Recently, I’ve heard several people suggest that the advent of IPv6 changes the requirements for data-center virtual network solutions. For instance, making the claim that network overlays are no longer necessary. The assumption made is that once an instance has a globally unique IP address that all requirements are met.
In my view, this analysis fails in two dimensions:
- In the assumption that it is desirable to give instances direct internet access (via a globally routed address);
- In the assumption that overlay solutions are deployed to solve address translation related problems;
Neither of these assumptions hold when examined in detail.
While there are IaaS use cases of users that just want to be able to fire up a single virtual-machine and use it as a personal server, the most interesting use case for IaaS or PaaS platforms is to deploy applications.
These applications, serve content for a specific virtual IP address registered in the DNS and/or global load-balancers; that doesn’t mean that this virtual IP should be associated with any specific instance. There is layer of load-balancing that maps the virtual IP into the specific instance(s) service the content. Typically this is done with a load-balancer in proxy mode.
As an aside, enabling IPv6 in the load-balancer is typically the best approach to make an application IPv6-ready; it is also the best way to do so. While IPv6 doesn’t add functionality to IPv4 (other than more addresses) it does add an additional burden in terms of manageability and troubleshooting; dual-stack applications or dual-stack networks are twice as much operational load, with no benefit as compared to terminating the IPv6 session on the load-balancer.
Back to our application, this is typically implemented as a set of multiple instances; often with specialized functions: front-ends (web-page generating); business-logic and caches; databases. The reasonable default, from a data security perspective, is to disallow internet access to and from these instances. RFC1918 addresses come in as a real benefit since they prevent someone from accidentally routing traffic directly.
In several IaaS platforms that i work closely with, as soon as the platform is operational, there is an incident with VMs generating DDoS attacks from the cloud (usually benefiting from high bandwidth internet connectivity). My recommendation currently, is for applications to LBaaS from inbound traffic plus a jump host with a SOCKs proxy for outbound access. That still leaves the LB and jump host as threat vectors but it is easier to monitor and manage than having direct internet connectivity from the VMs with either floating-ip (bi-directional) or source-nat.
Thus, to me at least, globally routed addresses are hardly a feature.
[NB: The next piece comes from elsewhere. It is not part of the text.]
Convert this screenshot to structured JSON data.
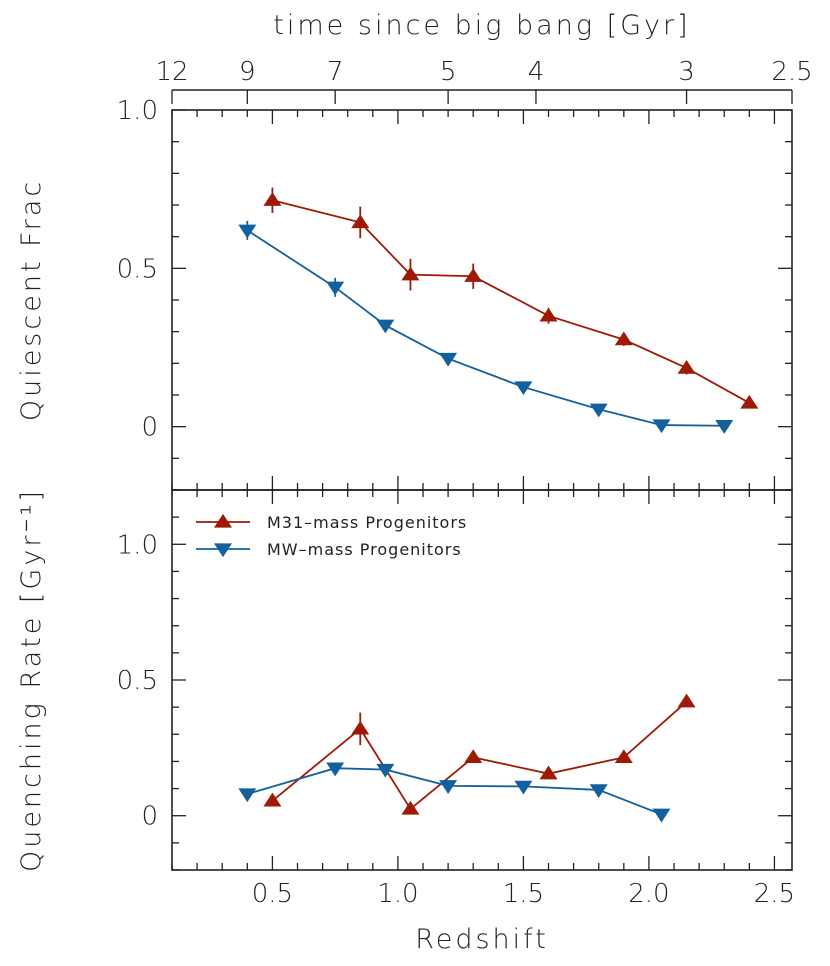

Lets now examine the rational for using overlays in data-center networks.
The first thing we need to notice is that overlays are replacing vlan based designs (based on IEEE 802.1D) that already support the main functionality of the overlay: the separation between identifier and the “locator”. The identifier being the IP address of the instance and the locator the ethernet address in the case of 802.1D or IP address in the case of the IP based overlay.
The reason this separation is needed is because transport sessions, configurations and policies are tied to IP addresses. Assigning an IP address based on the server that is currently executing an instance doesn’t work for a multitude of reasons:
- Instances need to exist independently of their mapping to servers;
- Many configuration based systems are tied to IP address rather than DNS;
- Network based policies are tied to IP addresses;
Operators deploy applications by defining a set of relationships between instances; this is typically done in an orchestration tool such as CloudFormations or OpenStack HEAT. When instances are defined and typically before they are executed and scheduled, IP addresses are assigned; these IP addresses are then used in configuration files and access control lists.
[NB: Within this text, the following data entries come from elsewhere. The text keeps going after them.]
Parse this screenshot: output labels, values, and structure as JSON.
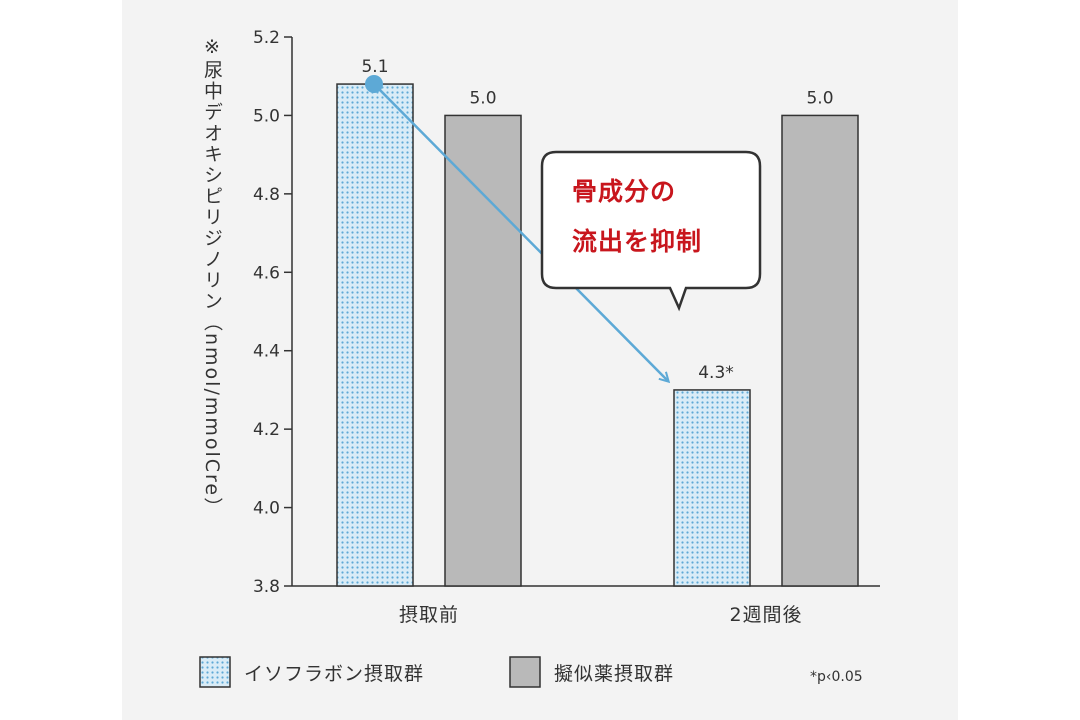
{
  "colors": {
    "isoflavone_fill": "#d9ecf7",
    "isoflavone_dot": "#5da9d6",
    "placebo_fill": "#b9b9b9",
    "arrow": "#5da9d6",
    "callout_text": "#c8161d",
    "axis": "#333333"
  },
  "chart_data": {
    "type": "bar",
    "ylabel": "※尿中デオキシピリジノリン（nmol/mmolCre）",
    "ylim": [
      3.8,
      5.2
    ],
    "yticks": [
      "3.8",
      "4.0",
      "4.2",
      "4.4",
      "4.6",
      "4.8",
      "5.0",
      "5.2"
    ],
    "categories": [
      "摂取前",
      "2週間後"
    ],
    "series": [
      {
        "name": "イソフラボン摂取群",
        "values": [
          5.08,
          4.3
        ],
        "labels": [
          "5.1",
          "4.3*"
        ]
      },
      {
        "name": "擬似薬摂取群",
        "values": [
          5.0,
          5.0
        ],
        "labels": [
          "5.0",
          "5.0"
        ]
      }
    ],
    "annotation": {
      "line1": "骨成分の",
      "line2": "流出を抑制"
    },
    "note": "*p‹0.05",
    "legend_position": "bottom"
  }
}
When an instance is scheduled, it is assigned temporarily to a server. Even in scenarios where life-migration of the instance is not supported, the “logical” concept of the Nth cache server for application “foo” must be able to span its scheduler assignment. The server can die for instance; or the instance may have to be rescheduled because of interference with other workloads.
Of course, it is possible to construct a different mapping between identity and location. One that it is named based, for instance. One example would be for every service (in the SOA sense of the word) to publish its transient address/port in a directory; given the limitations of the default Docker networking implementation, some operators are doing just that. The drawback is that it forces one to tweak every single application in order to use this directory for any resolution and policy enforcement. This provides the equivalent functionality of what the network overlay is doing.
There is at least one very very large cloud provider that does just that. They have a directory that provides both for name resolution as well and authorization. The tradeoff is that all services must speak the same RPC protocol; and no externally developed application can be easily deployed inside the infrastructure. The RPC protocol as become what most of us think of the TCP/IP layer: the common interoperability layer.
Overall, It doesn’t seem to me that IPv6 changes the landscape; it just creates an additional manageability burden in the case of dual-stack deployment through the application. If one does terminate the IPv6 session at the load-balancer, however, it should be mostly a NOP.